I have currently learnt about ismorphism. What dazzles me is that the definitions to not seem to match perfectly. The usual definition that I find is:
Let $\boldsymbol A = (A,(f_i))$ and $\boldsymbol B = (B,(g_i))$ be two algebraic structures of the same type $(m_i),$ such that $m_i \in \mathbb{N}_0$ for each $i$ names the arity of the fundamental operations $f_i$ and $g_i$. Each $m$-ary operation is a special $m+1$-ary homogeneous relation. A relation $\varphi\colon A \to B$ is an isomorphism of $\boldsymbol A$ in $\boldsymbol B,$ if it is bijective and for each $i$ and for each $a_1,\ldots,a_{m_i} \in A$ it holds that
$g_i(\varphi(a_1),\ldots,\varphi(a_{m_i})) = \varphi(f_i(a_1,\ldots,a_{m_i}))$
Clear, understood.

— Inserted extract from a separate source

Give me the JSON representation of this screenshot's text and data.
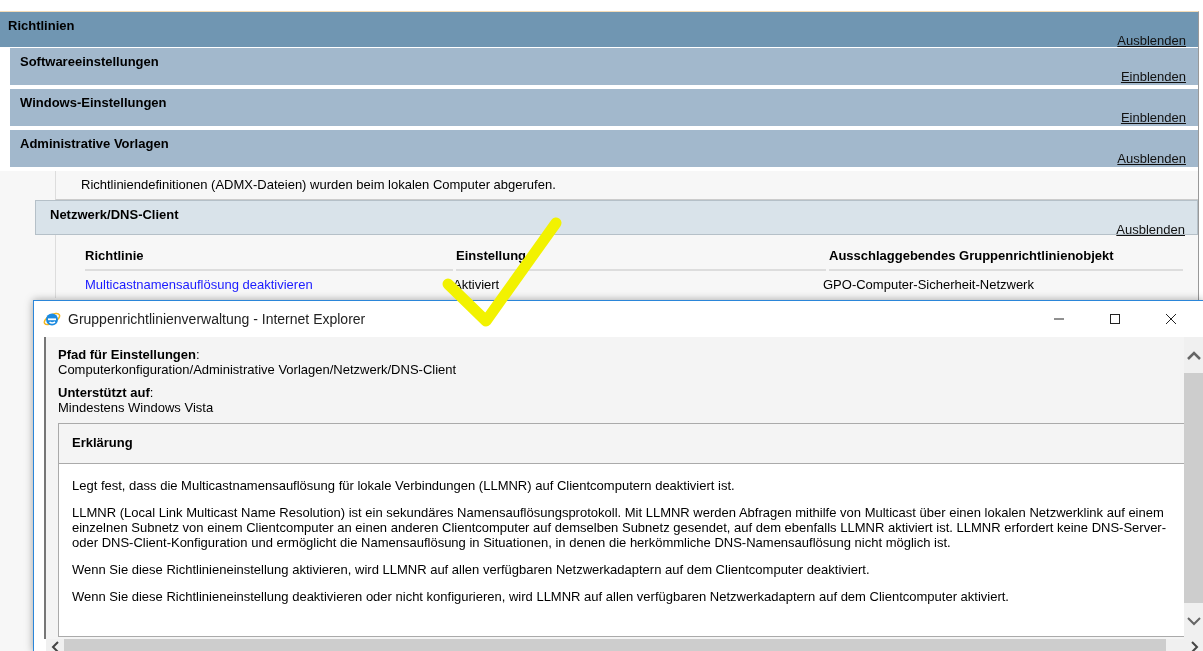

Now, we could define some metric spaces (that are merely special cases of some algebraic structure [or maybe I am wrong here?]) $\boldsymbol{A}, \boldsymbol{B}$ with metrics $f_i, g_i$, respectively. Again, lets have the same type $(m_i)$. Now, if I have translated the definition of isometry correctly to our setting, it says that a relation $\varphi: A \rightarrow B$ is an isometry if it holds that:
$g_i\left(\varphi(a_1),\varphi(a_2)\right)=f_i(a_1,a_2)$
It is just intuitive by looking at the results that there is no $\varphi$ on the right-hand side because we would like to have equal distances. However, it does not match the definition in the first formula for the isomorphism in general above. And sources seem to be consistent in that they say that an isometry is an isomorphism, also called isometric isomorphism oftentimes.
So, is the first definition (first formula in my post) just no general definition or did I miss anything here?